Thank you. There are actually lots of questions in there, so I'll do my utmost to touch on them.
First of all, let's begin with the premise that we are very lucky that we have these resources. Whenever we get to develop them and sell them to the rest of the world, up until now it has been like money in the bank. It's one of these things that may take time; however, we know it's money in the bank. So we're working on it.
I remember the days when for natural gas, we didn't have any liquefaction terminals, nor the ability to move it around. So it was a closed pipeline, North American market. It was completely divorced from global fundamentals. Now it's a little less divorced, because we can liquefy and export and so on. This shows you, again, exactly what can happen in the oil space, where if you have a constraint, you won't have an equivalence of the price here and the price out in the world.
All I can suggest is that as these infrastructures are developed in various ways, we have every reason to think that over time we become part of a truly global market. But the constraints, hopefully, will go away through time.
As to the implications for regionalization, if you like—or perhaps regional imbalances of economic activity is maybe the way to put it—I'm very heartened by the way we have adjusted to developments over the last five years.
If we cast ourselves back 20 or 30 years, it seems to me we would not have adjusted as well.
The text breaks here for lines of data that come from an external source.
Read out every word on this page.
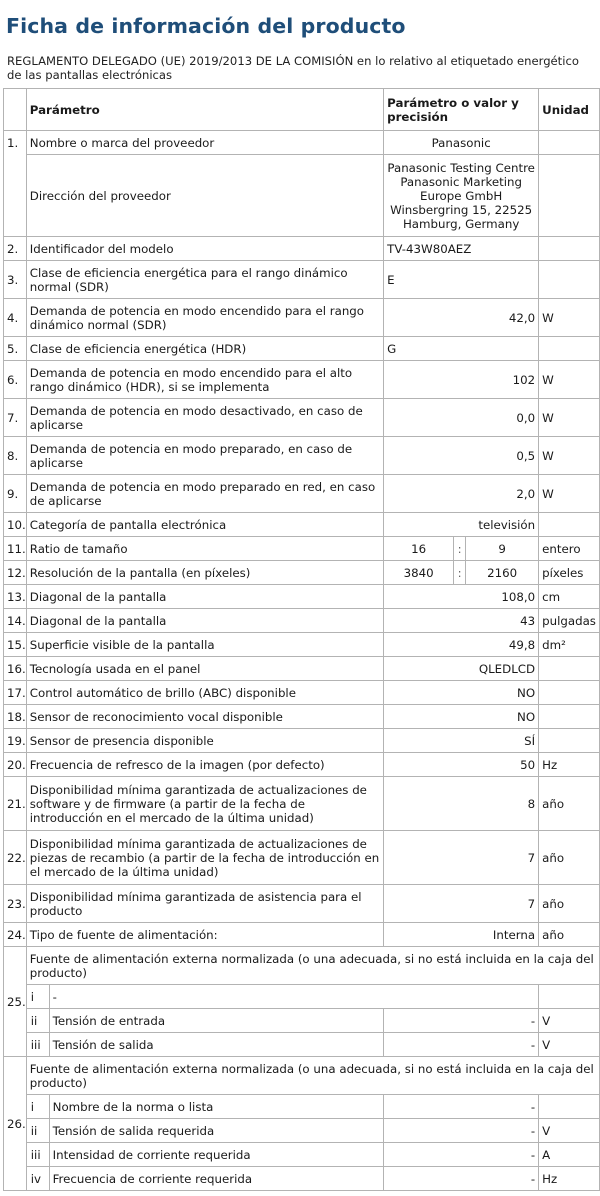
Ficha de información del producto
REGLAMENTO DELEGADO (UE) 2019/2013 DE LA COMISIÓN en lo relativo al etiquetado energético de las pantallas electrónicas
	Parámetro		Parámetro o valor y precisión			Unidad
1.	Nombre o marca del proveedor		Panasonic			
	Dirección del proveedor		Panasonic Testing Centre
Panasonic Marketing
Europe GmbH
Winsbergring 15, 22525
Hamburg, Germany			

2.	Identificador del modelo		TV-43W80AEZ			
3.	Clase de eficiencia energética para el rango dinámico normal (SDR)		E			
4.	Demanda de potencia en modo encendido para el rango dinámico normal (SDR)		42,0			W
5.	Clase de eficiencia energética (HDR)		G			
6.	Demanda de potencia en modo encendido para el alto rango dinámico (HDR), si se implementa		102			W
7.	Demanda de potencia en modo desactivado, en caso de aplicarse		0,0			W
8.	Demanda de potencia en modo preparado, en caso de aplicarse		0,5			W
9.	Demanda de potencia en modo preparado en red, en caso de aplicarse		2,0			W
10.	Categoría de pantalla electrónica		televisión			
11.	Ratio de tamaño		16	:	9	entero
12.	Resolución de la pantalla (en píxeles)		3840	:	2160	píxeles
13.	Diagonal de la pantalla		108,0			cm
14.	Diagonal de la pantalla		43			pulgadas
15.	Superficie visible de la pantalla		49,8			dm²
16.	Tecnología usada en el panel		QLEDLCD			
17.	Control automático de brillo (ABC) disponible		NO			
18.	Sensor de reconocimiento vocal disponible		NO			
19.	Sensor de presencia disponible		SÍ			
20.	Frecuencia de refresco de la imagen (por defecto)		50			Hz
21.	Disponibilidad mínima garantizada de actualizaciones de software y de firmware (a partir de la fecha de introducción en el mercado de la última unidad)		8			año
22.	Disponibilidad mínima garantizada de actualizaciones de piezas de recambio (a partir de la fecha de introducción en el mercado de la última unidad)		7			año
23.	Disponibilidad mínima garantizada de asistencia para el producto		7			año
24.	Tipo de fuente de alimentación:		Interna			año
25.	Fuente de alimentación externa normalizada (o una adecuada, si no está incluida en la caja del producto)					
	i	-				
	ii	Tensión de entrada	-			V
	iii	Tensión de salida	-			V
26.	Fuente de alimentación externa normalizada (o una adecuada, si no está incluida en la caja del producto)					
	i	Nombre de la norma o lista	-			
	ii	Tensión de salida requerida	-			V
	iii	Intensidad de corriente requerida	-			A
	iv	Frecuencia de corriente requerida	-			Hz
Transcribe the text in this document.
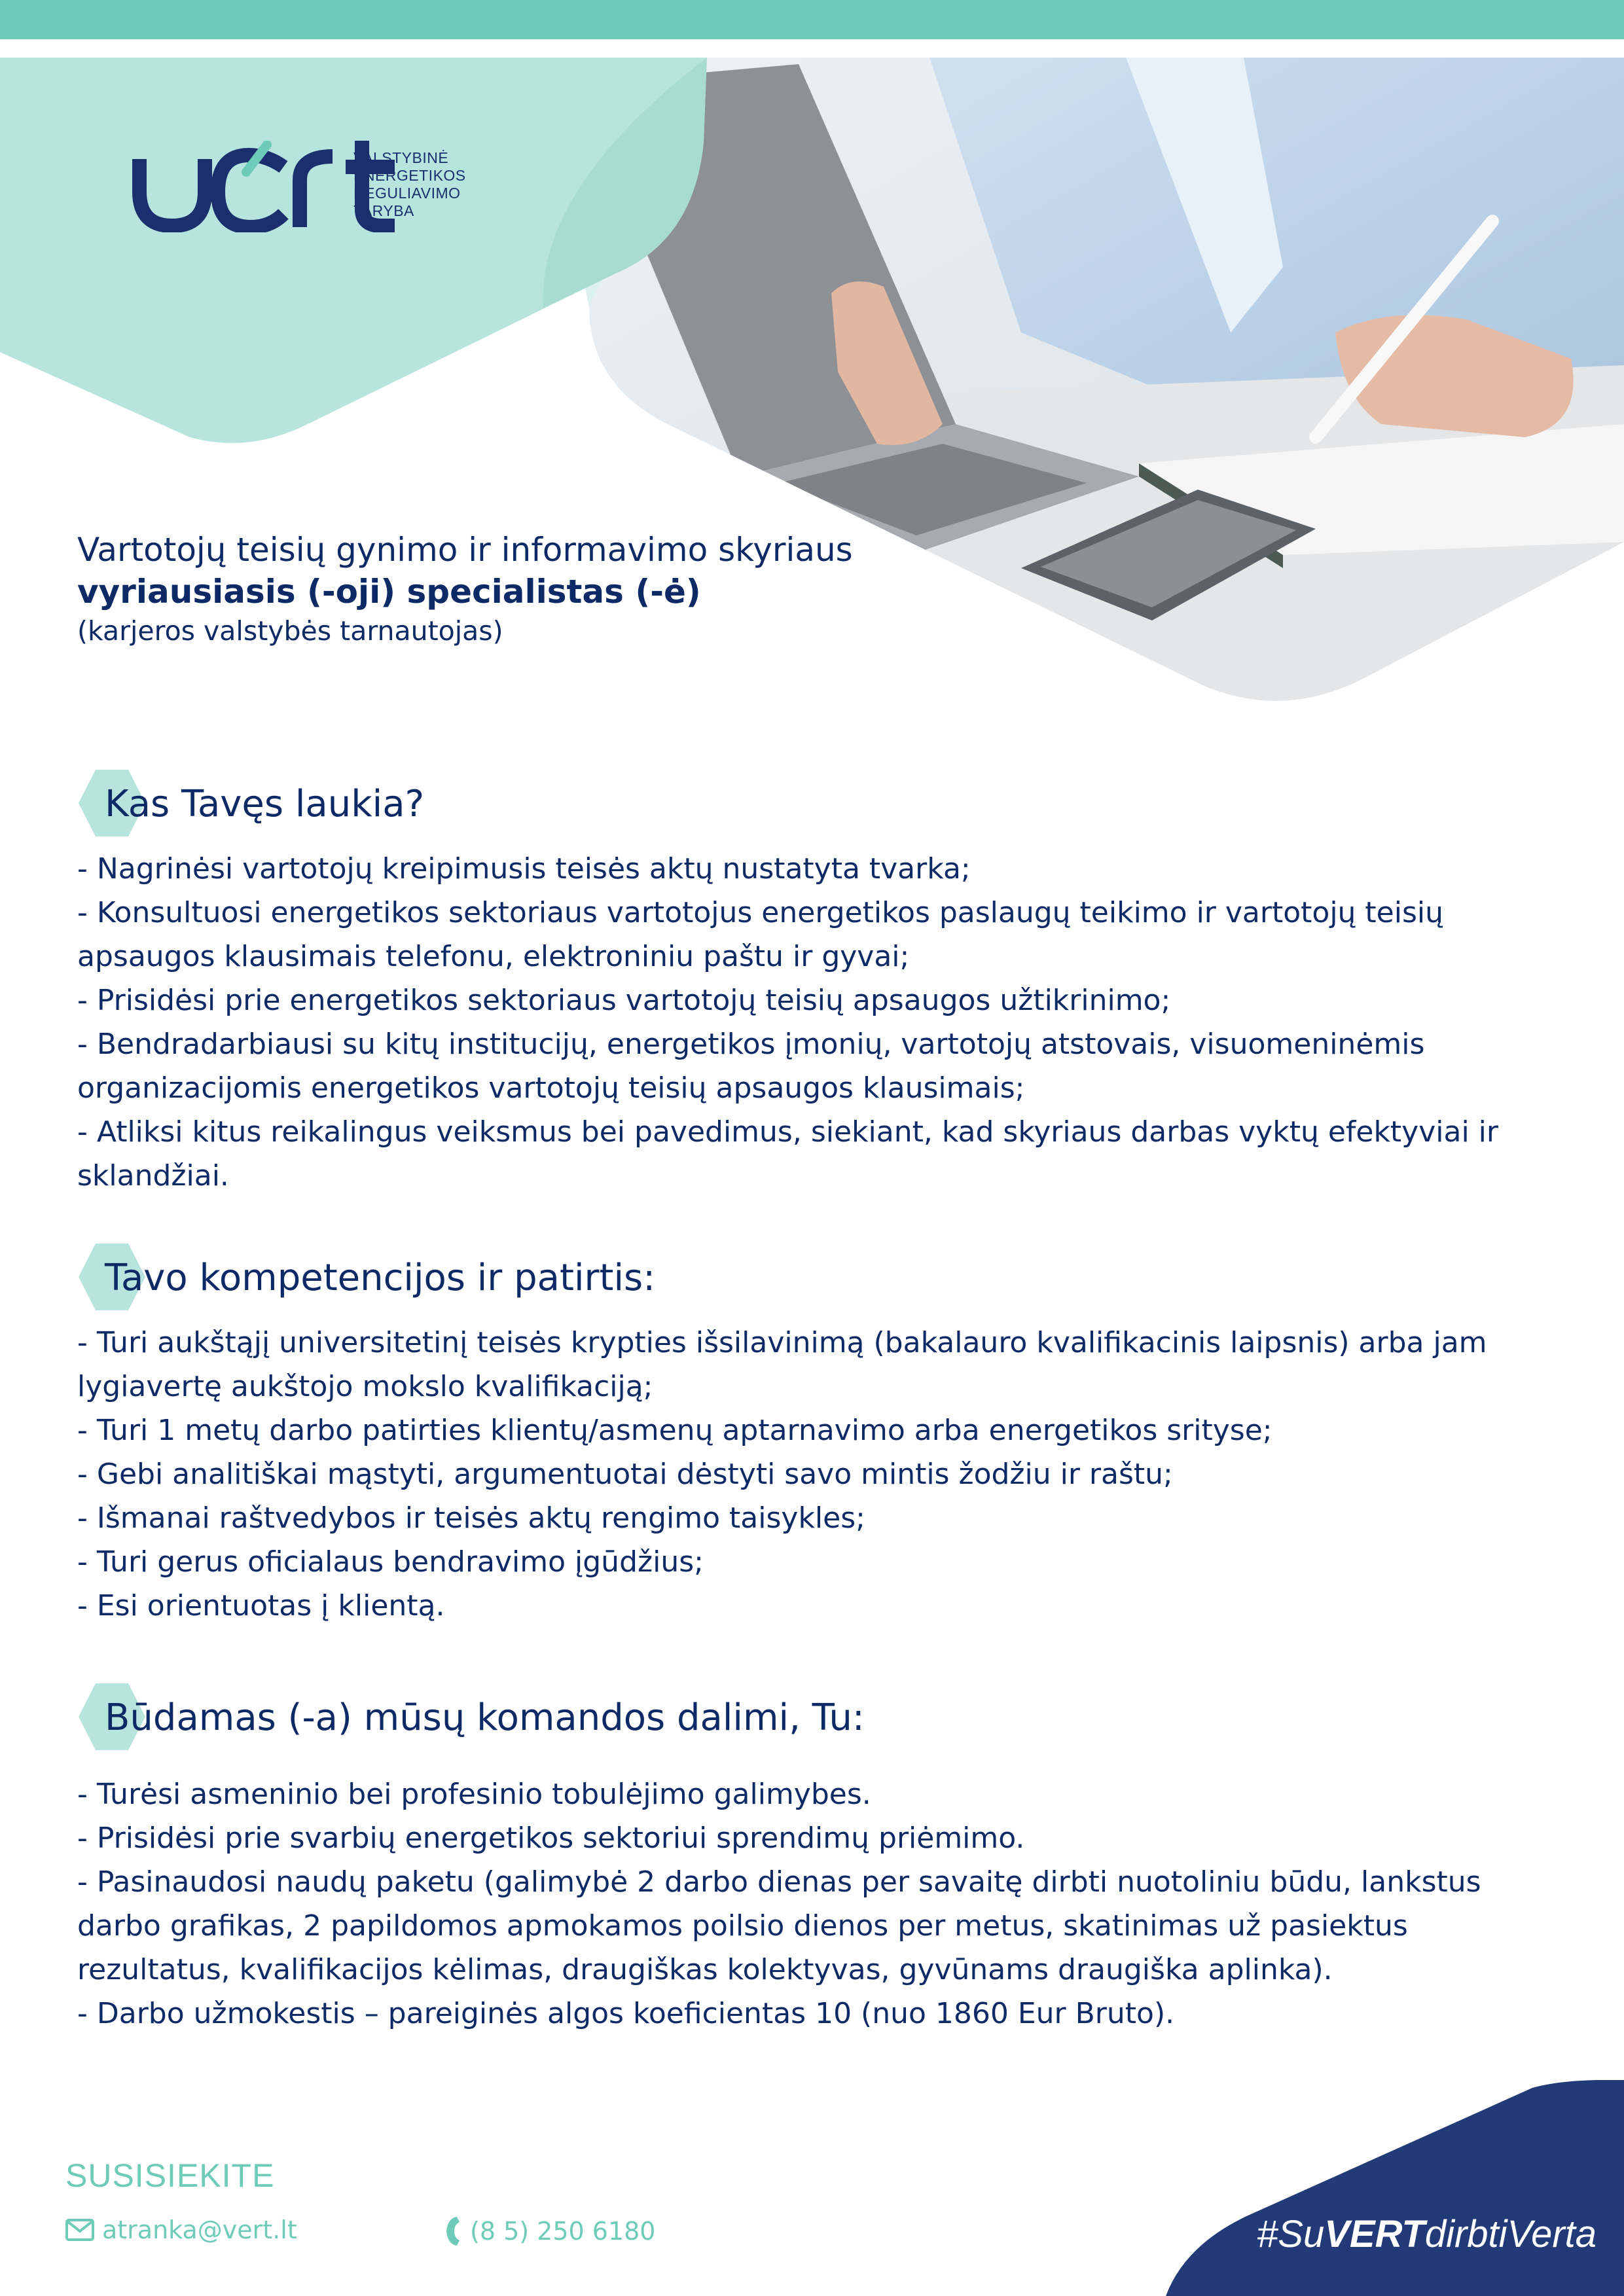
VALSTYBINĖ
ENERGETIKOS
REGULIAVIMO
TARYBA
Vartotojų teisių gynimo ir informavimo skyriaus
vyriausiasis (-oji) specialistas (-ė)
(karjeros valstybės tarnautojas)
Kas Tavęs laukia?
- Nagrinėsi vartotojų kreipimusis teisės aktų nustatyta tvarka;
- Konsultuosi energetikos sektoriaus vartotojus energetikos paslaugų teikimo ir vartotojų teisių apsaugos klausimais telefonu, elektroniniu paštu ir gyvai;
- Prisidėsi prie energetikos sektoriaus vartotojų teisių apsaugos užtikrinimo;
- Bendradarbiausi su kitų institucijų, energetikos įmonių, vartotojų atstovais, visuomeninėmis organizacijomis energetikos vartotojų teisių apsaugos klausimais;
- Atliksi kitus reikalingus veiksmus bei pavedimus, siekiant, kad skyriaus darbas vyktų efektyviai ir sklandžiai.
Tavo kompetencijos ir patirtis:
- Turi aukštąjį universitetinį teisės krypties išsilavinimą (bakalauro kvalifikacinis laipsnis) arba jam lygiavertę aukštojo mokslo kvalifikaciją;
- Turi 1 metų darbo patirties klientų/asmenų aptarnavimo arba energetikos srityse;
- Gebi analitiškai mąstyti, argumentuotai dėstyti savo mintis žodžiu ir raštu;
- Išmanai raštvedybos ir teisės aktų rengimo taisykles;
- Turi gerus oficialaus bendravimo įgūdžius;
- Esi orientuotas į klientą.
Būdamas (-a) mūsų komandos dalimi, Tu:
- Turėsi asmeninio bei profesinio tobulėjimo galimybes.
- Prisidėsi prie svarbių energetikos sektoriui sprendimų priėmimo.
- Pasinaudosi naudų paketu (galimybė 2 darbo dienas per savaitę dirbti nuotoliniu būdu, lankstus darbo grafikas, 2 papildomos apmokamos poilsio dienos per metus, skatinimas už pasiektus rezultatus, kvalifikacijos kėlimas, draugiškas kolektyvas, gyvūnams draugiška aplinka).
- Darbo užmokestis – pareiginės algos koeficientas 10 (nuo 1860 Eur Bruto).
SUSISIEKITE
atranka@vert.lt	(8 5) 250 6180	#SuVERTdirbtiVerta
It seems as though in Canada, our ability to adapt to these kinds of shocks has improved. People are more mobile. People react to these pressures, and off they go. That's great to see. It means that over time, hopefully over the next 20 years, those kinds of imbalances, regional ones, would be fewer than they had been in the past, because of those adjustments.
Bear in mind that when there is one like that, it's usually because somebody has decided that something we have is worth a lot more than it used to be. So we all benefit from that, because that's just more money coming in. And it's something worth adjusting to.